Peter Williams describes himself as an "absolute plodder".

The TVNZ newsreader will be among the athletes competing in the Port of Tauranga half-ironman on January 8 - but his goal isn't speed.

Williams, who said he was "comfortably the last male to finish" in the Tinman triathlon this month, will be happy to see the finish line at next month's event.

It's quite an achievement for the 56-year-old - the event includes a 2km swim, a 90km bike ride and a 21.1km run.

But one advantage Williams has is his familiarity with the course.

Mt Maunganui is his home away from home. He has been spending three days a week in the Bay since March.

His partner, Port of Tauranga corporate services manager Sara Lunam, lives in Mt Maunganui.

"I come down here most weeks for three days," Williams said.

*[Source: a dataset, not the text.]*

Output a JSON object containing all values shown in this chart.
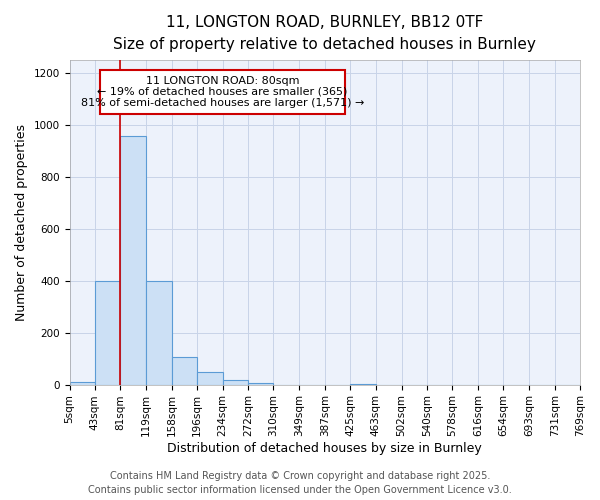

The keen golfer had been enjoying time on the green at Mt Maunganui Golf Club, but golf has been on hold since he began training for the half-ironman.

He knows every rise and bump in the base track around Mauao, and practises swimming on the Pilot Bay course.

Williams said he became inspired to do a half-ironman after watching the Taupo ironman last year.

"I thought 'gee, that's cool'. I was inspired by the guys finishing. Not so much the winners, who are fantastic, but the guys that are real plodders - the ones that take 14 to 15 hours to finish.

"I don't think I could ever spend 14 hours in an endurance event. This one's going to take me about seven - that's probably going to be my limit."

Williams started training seriously in September, though his training schedule went out the window when he was called to report on the Pike River Mine tragedy.

He had intended to swim the Auckland Harbour Crossing swim across the Waitemata on November 21, but instead found himself in Greymouth.

"I can't really say it was disappointing to miss the event when you consider what happened down there."

He stepped up his training to make up for lost time.

The week before Christmas, a typical training day was a four-hour bike ride and a two-hour run - which Williams admitted left him "pretty stuffed".

The training has been good for his waist-line - at his heaviest he weighed 94kg but is now 82kg, and his trouser size has dropped from 36 to 32.

"I eat as much as possible. I don't feel guilty at all about eating sweets or fatty things," he said.

But he follows the advice of a sports nutritionist on what to eat before and during a race.

Williams' hard work is not just for personal satisfaction - he is raising money for the cancer charity Look Good Feel Better.

His wife Cecile, who died of ovarian cancer in 1996, was supported by the organisation.

Williams has raised more than $5600 for the cause through his website

When he crosses the finish line on January 8, it's unlikely his next goal will be a full ironman.

"That's pretty much it. Maybe I will just keep going in terms of doing basic training to keep fit and keep in shape."